Several months ago I wrote a post, Why True Worship Requires Your Surrendered Heart, where I shared how the Bible teaches that only the surrendered heart can stand before God’s throne to worship Him: “Words are merely that – words – until poured out from a heart bowed before God. And the ‘bowing’ part is what makes it worship. Bowing is the heart’s response of submission and surrender to the God it’s exalting.”
We tend to view surrender as a negative thing – involving enemies and duress – that results in loss of freedom, forfeiture of blessings, and the degrading of the soul.
But when you surrender all that you are to a holy, loving, perfect and true God – it results in freedom . . . blessing . . . and renewal.

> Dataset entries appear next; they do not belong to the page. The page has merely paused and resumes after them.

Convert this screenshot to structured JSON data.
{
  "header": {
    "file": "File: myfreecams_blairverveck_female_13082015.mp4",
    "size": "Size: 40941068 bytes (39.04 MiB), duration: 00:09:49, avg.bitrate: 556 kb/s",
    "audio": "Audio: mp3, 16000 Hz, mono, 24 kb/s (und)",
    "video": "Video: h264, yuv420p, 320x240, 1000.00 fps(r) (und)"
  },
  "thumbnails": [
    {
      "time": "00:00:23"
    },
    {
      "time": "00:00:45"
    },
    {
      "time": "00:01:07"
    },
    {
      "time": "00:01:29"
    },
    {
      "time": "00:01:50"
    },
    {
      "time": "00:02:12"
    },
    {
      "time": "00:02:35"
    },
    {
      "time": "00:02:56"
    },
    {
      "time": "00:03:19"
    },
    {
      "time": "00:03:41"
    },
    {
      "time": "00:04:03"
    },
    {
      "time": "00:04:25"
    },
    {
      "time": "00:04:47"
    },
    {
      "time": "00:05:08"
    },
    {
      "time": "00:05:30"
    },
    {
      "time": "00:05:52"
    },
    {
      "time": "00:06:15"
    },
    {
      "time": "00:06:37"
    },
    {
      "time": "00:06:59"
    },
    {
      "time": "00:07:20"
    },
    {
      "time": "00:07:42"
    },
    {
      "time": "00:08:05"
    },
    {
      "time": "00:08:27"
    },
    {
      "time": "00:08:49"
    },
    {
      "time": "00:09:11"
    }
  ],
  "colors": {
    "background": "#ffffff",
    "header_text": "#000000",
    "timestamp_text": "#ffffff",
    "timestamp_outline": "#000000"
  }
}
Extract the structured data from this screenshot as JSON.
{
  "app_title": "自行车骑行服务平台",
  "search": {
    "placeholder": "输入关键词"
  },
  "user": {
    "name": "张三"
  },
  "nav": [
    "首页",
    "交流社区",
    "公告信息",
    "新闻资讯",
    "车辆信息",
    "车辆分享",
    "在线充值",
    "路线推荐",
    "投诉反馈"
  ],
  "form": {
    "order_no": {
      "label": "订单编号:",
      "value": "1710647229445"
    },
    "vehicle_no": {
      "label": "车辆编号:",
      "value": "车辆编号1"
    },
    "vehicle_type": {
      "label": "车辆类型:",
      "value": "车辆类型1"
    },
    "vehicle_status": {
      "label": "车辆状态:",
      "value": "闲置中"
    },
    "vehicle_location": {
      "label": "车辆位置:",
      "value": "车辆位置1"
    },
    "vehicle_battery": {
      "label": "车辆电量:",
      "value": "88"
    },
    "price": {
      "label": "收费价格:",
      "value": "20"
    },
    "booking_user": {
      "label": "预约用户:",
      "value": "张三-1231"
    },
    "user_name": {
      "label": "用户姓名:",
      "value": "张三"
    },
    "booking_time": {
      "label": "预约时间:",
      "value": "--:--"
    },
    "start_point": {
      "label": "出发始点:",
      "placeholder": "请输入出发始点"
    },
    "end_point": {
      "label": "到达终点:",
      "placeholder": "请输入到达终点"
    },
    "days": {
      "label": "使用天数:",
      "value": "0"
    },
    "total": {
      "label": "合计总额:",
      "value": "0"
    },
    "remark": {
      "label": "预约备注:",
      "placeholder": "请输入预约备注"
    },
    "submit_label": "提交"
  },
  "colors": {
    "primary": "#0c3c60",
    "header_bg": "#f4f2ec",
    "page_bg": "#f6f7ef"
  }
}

More importantly, it results in glory for the one true God – our Savior!
While true submission is born in the heart, I constantly remind myself of the need to express that submission even further in my worship – because I keep running into verses like these:
“Exalt the LORD our God And worship at His footstool; Holy is He” (Psalm 99:5).
“Come, let us worship and bow down, Let us kneel before the LORD our Maker” (Psalm 95:6).
“May my prayer be set before you like incense; may the lifting up of my hands be like the evening sacrifice” (Psalm 141:2).
And after the resurrection, “And behold, Jesus met them and greeted them. And they came up and took hold of His feet and worshiped Him” (Matthew 28:9).
These are powerful pictures of the submission and surrender of the entire person – body, mind, and soul. It’s allowing and trusting God to move however He desires in and through you, instead of limiting the response you’re willing to give Him.
*Our culture doesn’t seem too comfortable with physical worship expressions in public. I think part of that has to do with the fact that it is a very intimate, personal response toward God.
I spent many years not getting my hands above my shoulders during public worship. But I discovered that as I allowed myself to enjoy the lifting of my hands in times of private worship, I wanted to enjoy it publicly, as well. I think that was because, for me personally, my hands are very connected with my mind. If my hands are uninvolved, then my mind tends to be less involved.
But I’ve heard people whom I respect tremendously say that they’re raising their hands big time on the inside, though it may not be noticeable on the outside. And I believe them. I would just encourage you to not write it off, never try it, or even discourage it, for it could be the hidden secret to increasing the tunnel vision of your own worship.*
But it needs to be His choice – His leading – as I surrender all of who I am to His will. (And yes, He may even want me to be still! Psalm 46:10)
Remember, like the words, actions aren’t nearly enough on their own. They are outward expressions of an attitude that must begin on the inside. Actions for the sake of actions are in vain. They are encouraged biblically as a means to further engage in worship, not to be a distraction from it.
*And the goal is not to make everyone act the same. But it’s to encourage you to pour all of who God created you to be into your worship of Him. . . . God undoubtedly loves the unique way He created each one of us. And as Christians, we know that as truly different as we are from one another (and think about that from a global perspective!), we all worship the very same God – through the drawing and direction of the very same Spirit.*
So what should my surrender in worship look like? Whatever He desires!
Ask God to help you follow His lead as you worship. Surrender your preconceived notions and routines. And strive to enter into the same expressions of surrender, joy, reverence, and affection that the psalmists expressed – physically, mentally, emotionally, and sincerely. Offer all you are to your amazing, worthy God.
“I will praise you, Lord my God, with my whole heart. I will glorify your name forevermore. For your loving kindness is great toward me” (Psalm 86:12-13a).
Why do you think surrendering our physical expression in worship, even privately, is so difficult?
* Sections between * * are excerpts from my book, Worship and the Word.